Reputation: 1547
I've got something like that in HTML coming from server:
<html ...>
<head ...>
....
<link href="http://mydomain.com/Digital_Cameras--~all" rel="canonical" />
<link href="http://mydomain.com/Digital_Cameras--~all/sec_~product_list/sb_~1/pp_~2" rel="next" />
...
</head>
<body>
...
</body>
</html>
If b holds the browser object navigated to the page I need to look through, I'm able to find rel="canonical"
with b.html.include?
statement, but how could I retrieve the entire line where this substring was found? And I also need the next (not empty) one.
Upvotes: 1
Views: 422
Reputation: 46846
You can use a css-locator (or xpath) to get link elements.
The following would return the html (which would be the line) for the link element that has the rel attribute value of "canonical":
b.element(:css => 'link[rel="canonical"]').html
#=> <link href="http://mydomain.com/Digital_Cameras--~all" rel="canonical" />
I am not sure what you mean by "I also need the next (not empty) one.". If you mean that you want the one with rel attribute value of "next", you can similarly do:
b.element(:css => 'link[rel="next"]').html
#=> <link href="http://mydomain.com/Digital_Cameras--~all/sec_~product_list/sb_~1/pp_~2" rel="next" />
Upvotes: 5
Reputation: 5283
You could use String#each_line
to iterate through each line in b.html
and check for rel=
:
b.goto('http://www.iana.org/domains/special')
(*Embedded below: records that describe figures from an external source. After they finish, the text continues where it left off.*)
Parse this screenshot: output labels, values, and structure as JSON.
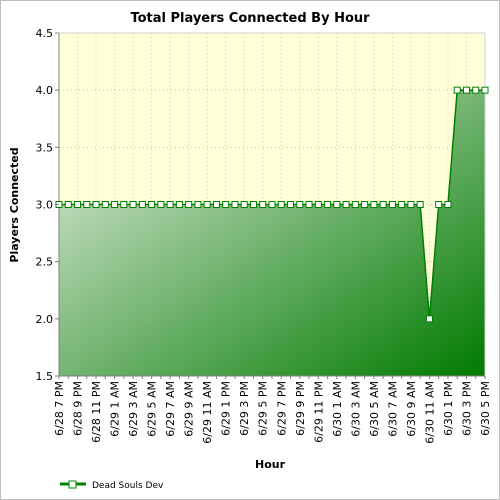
{
  "chart_data": {
    "type": "area",
    "title": "Total Players Connected By Hour",
    "xlabel": "Hour",
    "ylabel": "Players Connected",
    "ylim": [
      1.5,
      4.5
    ],
    "yticks": [
      "1.5",
      "2.0",
      "2.5",
      "3.0",
      "3.5",
      "4.0",
      "4.5"
    ],
    "x": [
      "6/28 7 PM",
      "6/28 8 PM",
      "6/28 9 PM",
      "6/28 10 PM",
      "6/28 11 PM",
      "6/29 12 AM",
      "6/29 1 AM",
      "6/29 2 AM",
      "6/29 3 AM",
      "6/29 4 AM",
      "6/29 5 AM",
      "6/29 6 AM",
      "6/29 7 AM",
      "6/29 8 AM",
      "6/29 9 AM",
      "6/29 10 AM",
      "6/29 11 AM",
      "6/29 12 PM",
      "6/29 1 PM",
      "6/29 2 PM",
      "6/29 3 PM",
      "6/29 4 PM",
      "6/29 5 PM",
      "6/29 6 PM",
      "6/29 7 PM",
      "6/29 8 PM",
      "6/29 9 PM",
      "6/29 10 PM",
      "6/29 11 PM",
      "6/30 12 AM",
      "6/30 1 AM",
      "6/30 2 AM",
      "6/30 3 AM",
      "6/30 4 AM",
      "6/30 5 AM",
      "6/30 6 AM",
      "6/30 7 AM",
      "6/30 8 AM",
      "6/30 9 AM",
      "6/30 10 AM",
      "6/30 11 AM",
      "6/30 12 PM",
      "6/30 1 PM",
      "6/30 2 PM",
      "6/30 3 PM",
      "6/30 4 PM",
      "6/30 5 PM"
    ],
    "xtick_labels": [
      "6/28 7 PM",
      "6/28 9 PM",
      "6/28 11 PM",
      "6/29 1 AM",
      "6/29 3 AM",
      "6/29 5 AM",
      "6/29 7 AM",
      "6/29 9 AM",
      "6/29 11 AM",
      "6/29 1 PM",
      "6/29 3 PM",
      "6/29 5 PM",
      "6/29 7 PM",
      "6/29 9 PM",
      "6/29 11 PM",
      "6/30 1 AM",
      "6/30 3 AM",
      "6/30 5 AM",
      "6/30 7 AM",
      "6/30 9 AM",
      "6/30 11 AM",
      "6/30 1 PM",
      "6/30 3 PM",
      "6/30 5 PM"
    ],
    "series": [
      {
        "name": "Dead Souls Dev",
        "color": "#008000",
        "values": [
          3,
          3,
          3,
          3,
          3,
          3,
          3,
          3,
          3,
          3,
          3,
          3,
          3,
          3,
          3,
          3,
          3,
          3,
          3,
          3,
          3,
          3,
          3,
          3,
          3,
          3,
          3,
          3,
          3,
          3,
          3,
          3,
          3,
          3,
          3,
          3,
          3,
          3,
          3,
          3,
          2,
          3,
          3,
          4,
          4,
          4,
          4
        ]
      }
    ],
    "grid": true,
    "legend": "bottom-left",
    "colors": {
      "plot_background": "#ffffd8",
      "grid": "#c8c8a0",
      "area_light": "#e8f0e4",
      "area_dark": "#007a00"
    }
  }
}
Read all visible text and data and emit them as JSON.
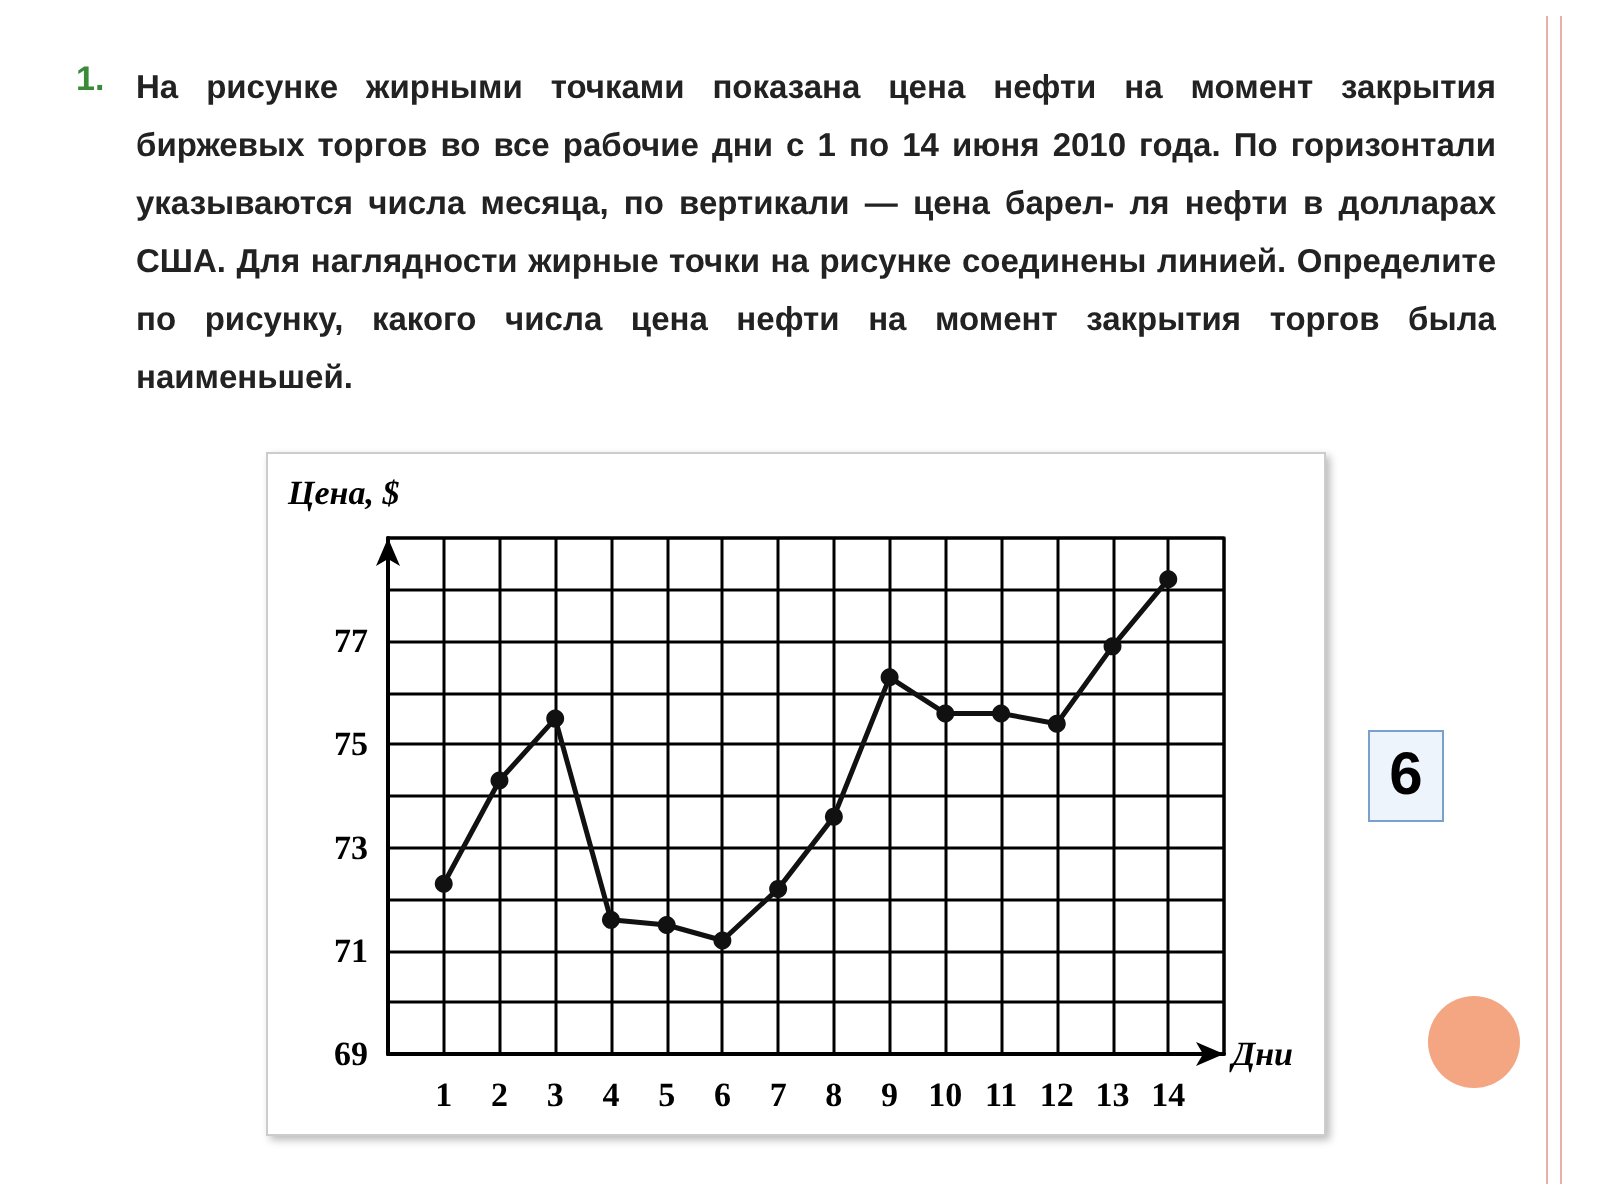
{
  "chart_data": {
    "type": "line",
    "annotations": [
      "1.",
      "На рисунке  жирными точками показана цена нефти на момент закрытия биржевых торгов во все рабочие дни с 1 по 14 июня 2010 года. По горизонтали указываются числа месяца, по вертикали — цена барел- ля нефти в долларах США. Для наглядности жирные точки на рисунке соединены линией. Определите по рисунку, какого числа цена нефти на момент закрытия торгов была наименьшей.",
      "6"
    ],
    "xlabel": "Дни",
    "ylabel": "Цена, $",
    "x": [
      1,
      2,
      3,
      4,
      5,
      6,
      7,
      8,
      9,
      10,
      11,
      12,
      13,
      14
    ],
    "series": [
      {
        "color": "#111111",
        "values": [
          72.3,
          74.3,
          75.5,
          71.6,
          71.5,
          71.2,
          72.2,
          73.6,
          76.3,
          75.6,
          75.6,
          75.4,
          76.9,
          78.2
        ]
      }
    ],
    "xlim": [
      0,
      15
    ],
    "xticks": [
      {
        "value": 0,
        "label": null
      },
      1,
      2,
      3,
      4,
      5,
      6,
      7,
      8,
      9,
      10,
      11,
      12,
      13,
      14,
      {
        "value": 15,
        "label": null
      }
    ],
    "ylim": [
      69,
      79
    ],
    "yticks": [
      69,
      {
        "value": 70,
        "label": null
      },
      71,
      {
        "value": 72,
        "label": null
      },
      73,
      {
        "value": 74,
        "label": null
      },
      75,
      {
        "value": 76,
        "label": null
      },
      77,
      {
        "value": 78,
        "label": null
      },
      {
        "value": 79,
        "label": null
      }
    ],
    "grid": true,
    "marker": "circle",
    "line_style": "solid"
  }
}
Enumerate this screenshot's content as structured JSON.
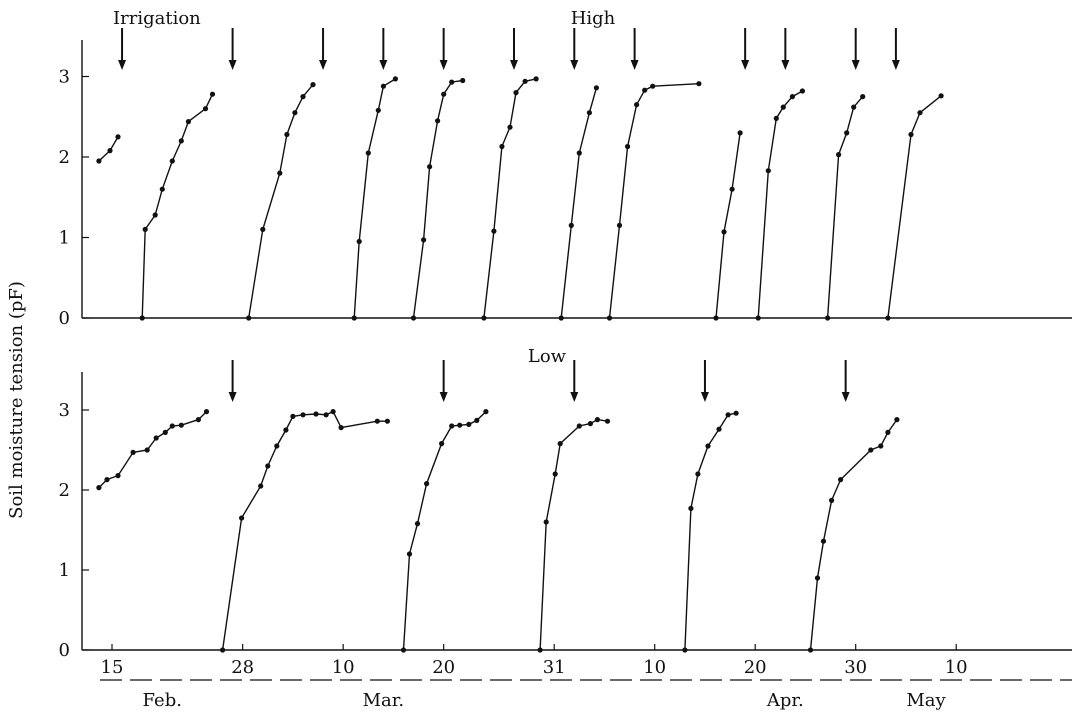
{
  "chart_data": {
    "type": "line",
    "ylabel": "Soil moisture tension (pF)",
    "annotation": "Irrigation",
    "ylim": [
      0,
      3.5
    ],
    "y_ticks": [
      "0",
      "1",
      "2",
      "3"
    ],
    "x_ticks": [
      {
        "label": "15",
        "day": 15
      },
      {
        "label": "28",
        "day": 28
      },
      {
        "label": "10",
        "day": 38
      },
      {
        "label": "20",
        "day": 48
      },
      {
        "label": "31",
        "day": 59
      },
      {
        "label": "10",
        "day": 69
      },
      {
        "label": "20",
        "day": 79
      },
      {
        "label": "30",
        "day": 89
      },
      {
        "label": "10",
        "day": 99
      }
    ],
    "months": [
      {
        "label": "Feb.",
        "day": 20
      },
      {
        "label": "Mar.",
        "day": 42
      },
      {
        "label": "Apr.",
        "day": 82
      },
      {
        "label": "May",
        "day": 96
      }
    ],
    "xlim": [
      13,
      106
    ],
    "colors": {
      "line": "#111111",
      "axis": "#111111"
    },
    "panels": [
      {
        "label": "High",
        "irrigations": [
          16,
          27,
          36,
          42,
          48,
          55,
          61,
          67,
          78,
          82,
          89,
          93
        ],
        "segments": [
          [
            [
              13.7,
              1.95
            ],
            [
              14.8,
              2.08
            ],
            [
              15.6,
              2.25
            ]
          ],
          [
            [
              18.0,
              0.0
            ],
            [
              18.3,
              1.1
            ],
            [
              19.3,
              1.28
            ],
            [
              20.0,
              1.6
            ],
            [
              21.0,
              1.95
            ],
            [
              21.9,
              2.2
            ],
            [
              22.6,
              2.44
            ],
            [
              24.3,
              2.6
            ],
            [
              25.0,
              2.78
            ]
          ],
          [
            [
              28.6,
              0.0
            ],
            [
              30.0,
              1.1
            ],
            [
              31.7,
              1.8
            ],
            [
              32.4,
              2.28
            ],
            [
              33.2,
              2.55
            ],
            [
              34.0,
              2.75
            ],
            [
              35.0,
              2.9
            ]
          ],
          [
            [
              39.1,
              0.0
            ],
            [
              39.6,
              0.95
            ],
            [
              40.5,
              2.05
            ],
            [
              41.5,
              2.58
            ],
            [
              42.0,
              2.88
            ],
            [
              43.2,
              2.97
            ]
          ],
          [
            [
              45.0,
              0.0
            ],
            [
              46.0,
              0.97
            ],
            [
              46.6,
              1.88
            ],
            [
              47.4,
              2.45
            ],
            [
              48.0,
              2.78
            ],
            [
              48.8,
              2.93
            ],
            [
              49.9,
              2.95
            ]
          ],
          [
            [
              52.0,
              0.0
            ],
            [
              53.0,
              1.08
            ],
            [
              53.8,
              2.13
            ],
            [
              54.6,
              2.37
            ],
            [
              55.2,
              2.8
            ],
            [
              56.1,
              2.94
            ],
            [
              57.2,
              2.97
            ]
          ],
          [
            [
              59.7,
              0.0
            ],
            [
              60.7,
              1.15
            ],
            [
              61.5,
              2.05
            ],
            [
              62.5,
              2.55
            ],
            [
              63.2,
              2.86
            ]
          ],
          [
            [
              64.5,
              0.0
            ],
            [
              65.5,
              1.15
            ],
            [
              66.3,
              2.13
            ],
            [
              67.2,
              2.65
            ],
            [
              68.0,
              2.83
            ],
            [
              68.8,
              2.88
            ],
            [
              73.4,
              2.91
            ]
          ],
          [
            [
              75.1,
              0.0
            ],
            [
              75.9,
              1.07
            ],
            [
              76.7,
              1.6
            ],
            [
              77.5,
              2.3
            ]
          ],
          [
            [
              79.3,
              0.0
            ],
            [
              80.3,
              1.83
            ],
            [
              81.1,
              2.48
            ],
            [
              81.8,
              2.62
            ],
            [
              82.7,
              2.75
            ],
            [
              83.7,
              2.82
            ]
          ],
          [
            [
              86.2,
              0.0
            ],
            [
              87.3,
              2.03
            ],
            [
              88.1,
              2.3
            ],
            [
              88.8,
              2.62
            ],
            [
              89.7,
              2.75
            ]
          ],
          [
            [
              92.2,
              0.0
            ],
            [
              94.5,
              2.28
            ],
            [
              95.4,
              2.55
            ],
            [
              97.5,
              2.76
            ]
          ]
        ]
      },
      {
        "label": "Low",
        "irrigations": [
          27,
          48,
          61,
          74,
          88
        ],
        "segments": [
          [
            [
              13.7,
              2.03
            ],
            [
              14.5,
              2.13
            ],
            [
              15.6,
              2.18
            ],
            [
              17.1,
              2.47
            ],
            [
              18.5,
              2.5
            ],
            [
              19.4,
              2.65
            ],
            [
              20.3,
              2.72
            ],
            [
              21.0,
              2.8
            ],
            [
              21.9,
              2.81
            ],
            [
              23.6,
              2.88
            ],
            [
              24.4,
              2.98
            ]
          ],
          [
            [
              26.0,
              0.0
            ],
            [
              27.9,
              1.65
            ],
            [
              29.8,
              2.05
            ],
            [
              30.5,
              2.3
            ],
            [
              31.4,
              2.55
            ],
            [
              32.3,
              2.75
            ],
            [
              33.0,
              2.92
            ],
            [
              34.0,
              2.94
            ],
            [
              35.3,
              2.95
            ],
            [
              36.3,
              2.94
            ],
            [
              37.0,
              2.98
            ],
            [
              37.8,
              2.78
            ],
            [
              41.4,
              2.86
            ],
            [
              42.4,
              2.86
            ]
          ],
          [
            [
              44.0,
              0.0
            ],
            [
              44.6,
              1.2
            ],
            [
              45.4,
              1.58
            ],
            [
              46.3,
              2.08
            ],
            [
              47.8,
              2.58
            ],
            [
              48.8,
              2.8
            ],
            [
              49.6,
              2.81
            ],
            [
              50.5,
              2.82
            ],
            [
              51.3,
              2.87
            ],
            [
              52.2,
              2.98
            ]
          ],
          [
            [
              57.6,
              0.0
            ],
            [
              58.2,
              1.6
            ],
            [
              59.1,
              2.2
            ],
            [
              59.6,
              2.58
            ],
            [
              61.5,
              2.8
            ],
            [
              62.6,
              2.83
            ],
            [
              63.3,
              2.88
            ],
            [
              64.3,
              2.86
            ]
          ],
          [
            [
              72.0,
              0.0
            ],
            [
              72.6,
              1.77
            ],
            [
              73.3,
              2.2
            ],
            [
              74.3,
              2.55
            ],
            [
              75.4,
              2.76
            ],
            [
              76.3,
              2.94
            ],
            [
              77.1,
              2.96
            ]
          ],
          [
            [
              84.5,
              0.0
            ],
            [
              85.2,
              0.9
            ],
            [
              85.8,
              1.36
            ],
            [
              86.6,
              1.87
            ],
            [
              87.5,
              2.13
            ],
            [
              90.5,
              2.5
            ],
            [
              91.5,
              2.55
            ],
            [
              92.2,
              2.72
            ],
            [
              93.1,
              2.88
            ]
          ]
        ]
      }
    ]
  }
}
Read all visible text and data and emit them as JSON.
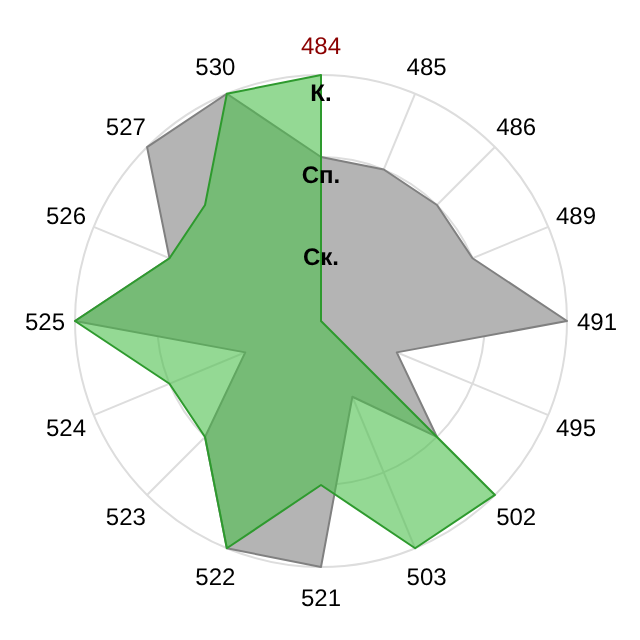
{
  "chart_data": {
    "type": "radar",
    "categories": [
      "484",
      "485",
      "486",
      "489",
      "491",
      "495",
      "502",
      "503",
      "521",
      "522",
      "523",
      "524",
      "525",
      "526",
      "527",
      "530"
    ],
    "series": [
      {
        "color": "#b4b4b4",
        "values": [
          2,
          2,
          2,
          2,
          3,
          1,
          2,
          1,
          3,
          3,
          2,
          1,
          3,
          2,
          3,
          3
        ]
      },
      {
        "color": "#4cc04c",
        "values": [
          3,
          0,
          0,
          0,
          0,
          0,
          3,
          3,
          2,
          3,
          2,
          2,
          3,
          2,
          2,
          3
        ]
      }
    ],
    "ylim": [
      0,
      3
    ],
    "yticks": [
      {
        "value": 1,
        "label": "Ск."
      },
      {
        "value": 2,
        "label": "Сп."
      },
      {
        "value": 3,
        "label": "К."
      }
    ],
    "grid": true
  }
}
b.html.each_line {|line| puts line if line.include? "rel="}
That should return all strings including rel=
(although it could return lines that you don't want, such as <a>
tags with rel
attributes).
Alternately, you could use nokogiri to parse the HTML:
require 'nokogiri'
require 'open-uri'
doc = Nokogiri::HTML(open("http://www.iana.org/domains/special"))
nodes = doc.css('link')
nodes.each { |node| puts node}
Upvotes: 0